Top College Football Legacy Recruits in Class of 2015
Prospects who play for programs that once were home to an older family member are generally called "legacy recruits." While there's a good amount of them in the 2015 class, this list will focus only on prospects who are among the best at their positions.
A 5-star quarterback recently decided to follow in his father's footsteps, while a 5-star offensive tackle is headed to the same school his uncle played at.
Elsewhere, a pair of players on this list will get a chance to play with their brothers.
All recruiting ratings and rankings are from 247Sports' Composite Rankings.
Kevin Toliver II, CB
Kevin Toliver II is a 5-star cornerback with a familiar last name to LSU fans. The Florida native is a cousin of Terrence Toliver, according to Bob Redman of FightinGators.com. Terrence is a receiver who played for the Tigers from 2007 to 2010.
At 6'2" and 185 pounds, Kevin has a similar long and lean frame to Terrence. However, the talented cornerback uses his athletic gifts to stop passes, not to catch them. Look for him to warrant early playing time in Baton Rouge.
Drew Lock, QB
Drew Lock is a 6'5", 195-pound quarterback with a big arm. He's strong enough to shake of a smaller defender in the pocket to still get a throw off.
Lock is committed to Missouri, which is familiar territory to his family. His father is Andy Lock, a former offensive lineman for the Tigers, according to Lock's 247 bio.
Breiden Fehoko, DT
School: Texas Tech
Not many recruits from Hawaii end up at Texas Tech, but 4-star defensive tackle Breiden Fehoko is set to sack quarterbacks in Lubbock.
The Red Raiders had two big advantages in Fehoko's recruitment—he has two brothers involved with the program. V.J. Fehoko just transferred to Texas Tech from Utah State to play linebacker, while Sam Fehoko works on the staff, according to Landon Wright of 247Sports.
The comfort of having two brothers with him will help Breiden make the transition from Hawaii to life in Texas.
Dallas Warmack, OG
A few years ago, Alabama had a fantastic guard by the name of Chance Warmack. Today, he plays for the Tennessee Titans.

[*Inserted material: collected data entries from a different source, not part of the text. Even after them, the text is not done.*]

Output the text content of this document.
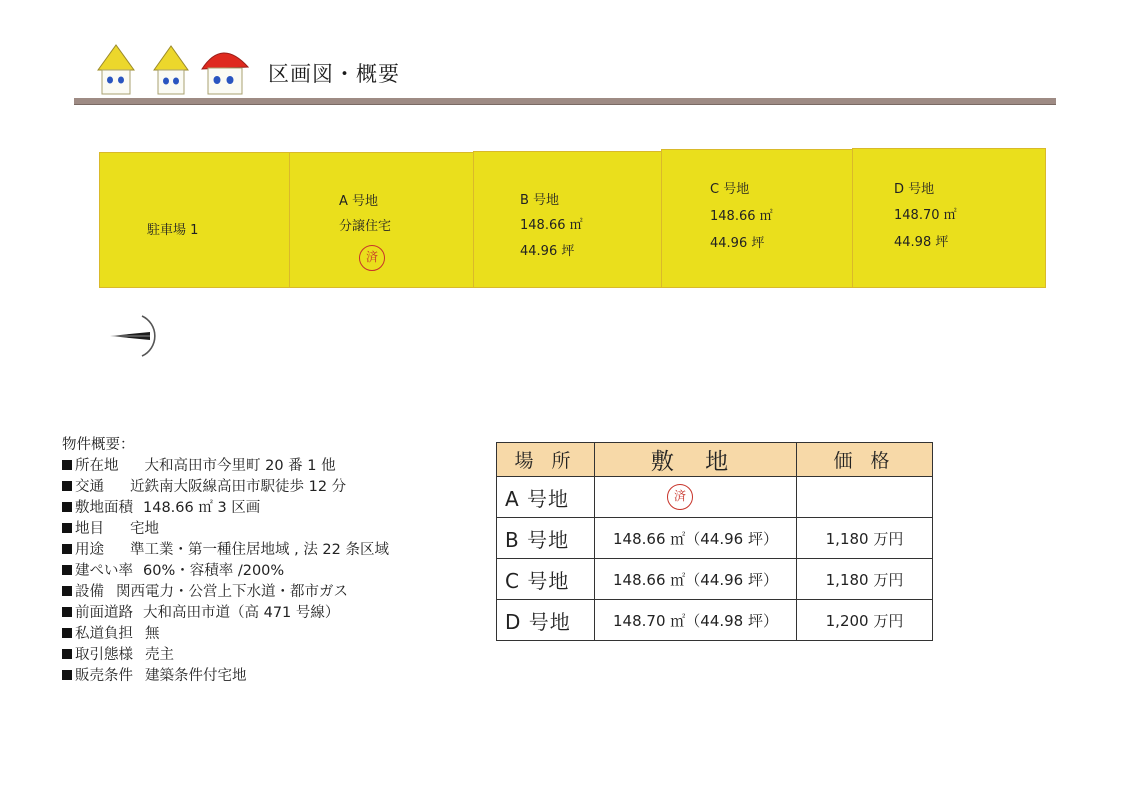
区画図・概要
駐車場 1
A 号地
分譲住宅
済
B 号地
148.66 ㎡
44.96 坪
C 号地
148.66 ㎡
44.96 坪
D 号地
148.70 ㎡
44.98 坪
物件概要：
所在地 大和高田市今里町 20 番 1 他
交通 近鉄南大阪線高田市駅徒歩 12 分
敷地面積 148.66 ㎡ 3 区画
地目 宅地
用途 準工業・第一種住居地域 , 法 22 条区域
建ぺい率 60%・容積率 /200%
設備 関西電力・公営上下水道・都市ガス
前面道路 大和高田市道（高 471 号線）
私道負担 無
取引態様 売主
販売条件 建築条件付宅地
場 所	敷 地	価 格
A 号地	済	

B 号地	148.66 ㎡（44.96 坪）	1,180 万円
C 号地	148.66 ㎡（44.96 坪）	1,180 万円
D 号地	148.70 ㎡（44.98 坪）	1,200 万円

In 2015, the Crimson Tide will be welcoming his brother to the family.
Good luck to the 4-star guard, because it's going to be tough.
Maea Teuhema, OL
Maea Teuhema is one of the best overall talents in the 2015 class. The 5-star offensive lineman is 6'4.5" and 340 pounds, and he has terrific strength and agility.
While the Texas native can play offensive tackle at a high level, he could be even better at guard. Teuhema will get a chance to be with family in Baton Rouge, too. The Tigers signed his brother, Sione, in 2014, per Kipp Adams of 247Sports.
Mitch Hyatt, OT
A 5-star offensive tackle from Georgia, Mitch Hyatt has fantastic technique for a blocker in high school. The 6'5.5", 271-pounder bends well at the knees, is patient in his sets and punches with good accuracy.
Per the Clemson247 staff, Hyatt is the nephew of former Clemson defensive tackle Dan Benish, who played for the Tigers in the 1980s. As a former defensive lineman, Benish has likely shown Hyatt a thing or two on how to win battles in the trenches.
Kyler Murray, QB
School: Texas A&M
At 5'11" and 170 pounds, Kyler Murray doesn't look intimidating on the hoof. However, he's one of the scariest players in the country to defenders.
The Texas native has fantastic accuracy from the pocket, and he displays good arm strength. Murray also can hurt defenses by using his legs and mobility as a runner. He is the son of former Texas A&M quarterback Kevin Murray, per the 5-star passer's 247Sports bio.
The older Murray finished his career with the Aggies with 6,506 yards and 48 touchdowns through the air, according to Sports-Reference.com. The younger Murray will definitely be looking to top those numbers.
Kevin Murray told the following to Fletcher Whiteley of AggieYell.com (subscription required) on May 28:
"Kyler made his own decision and I played no part in it. I made my choice when I committed to A&M and so did Kyler. I did not influence him."